Are Fathers Needed?

This past Sunday, Father’s Day, you likely heard various attempts to make fathers important. Or you heard about how they are falling down on the job. Or you maybe even heard about how the holiday should be dispensed with. Are fathers, as fathers, important? Do they matter?

 

Curious Household Tables

The aptly named “household tables” in the New Testament list responsibilities of different parties in the Christian household. A curious feature of these passages (like Ephesians 5-6, Colossians 3), especially compared to more secular versions of the time, is who gets addressed.

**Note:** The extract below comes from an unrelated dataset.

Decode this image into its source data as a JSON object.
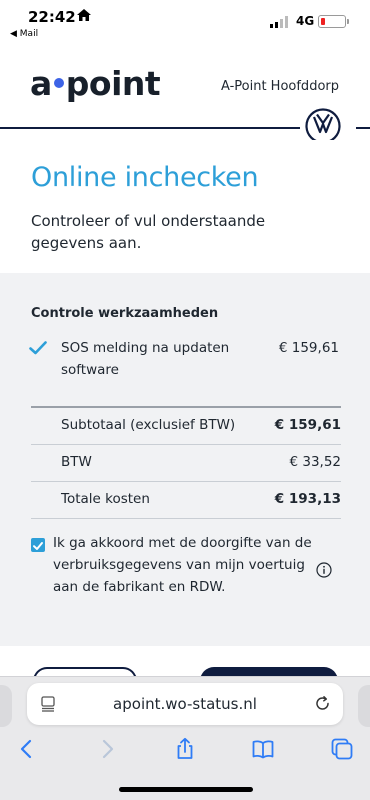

We know how important women are in the lives of youngsters yet, in regard to the children, the apostle specifically addresses fathers. The children are told to obey mother and father, but the instruction on the other side is only to the guys:

 

Fathers, do not provoke your children, lest they become discouraged. (Col. 3:21)

 

Fathers, do not provoke your children to anger, but bring them up in the discipline and instruction of the Lord.  (Eph. 6:4)

 

Some claim that Paul is merely overturning social norms by addressing the fathers with familial responsibilities. But that doesn’t explain the masculine singling because in his tables he addresses wives as well as husbands, children as well as fathers, bondservants as well as masters. No, the apostle must specifically address fathers because fathers are critical for raising children in the Lord.

 

The Child Needs The Father

This is not a call for only fathers to be dealing with the kids. Of course, mothers are important. But according to the Bible the one rising to ultimate responsibility for how the children are doing should be Dad. Single moms are often heroic in what they do, but the wise ones know that the situation is not the way it is supposed to be. They feel the need for a man who would take charge for the child’s well-being. Yes, a child needs the father.

 

How many of our youth group programs are geared in this direction? How are our churches encouraging this call programmatically? Are they working to bring the children and fathers together or facilitating their separation?

 

When Restoration is Accomplished

The gender asymmetry in giving fathers primary responsibility in “discipline and instruction of the Lord” goes back to Old Testament roots. Paul may well be thinking of that asymmetry found in the last verse of the Hebrew Scriptures (as arranged in our English Bibles). The churches of Jesus Christ, he expects, will fulfill the messianic expectation of reconciliation, even in family life:

 

And he will turn the hearts of fathers to their children and the hearts of children to their fathers, lest I come and strike the land with a decree of utter destruction. (Mal. 4:6)

 

So ends the last of the words to Israel before the centuries of prophetic silence. Once more, note that Malachi singles out the fathers. Again, not because mothers are unimportant, but because the job of restoration will be accomplished when the father’s heart is joined to the children. The father has the critical role in leading the children’s hearts.

 

Let Father’s day renew the call to this sacred task.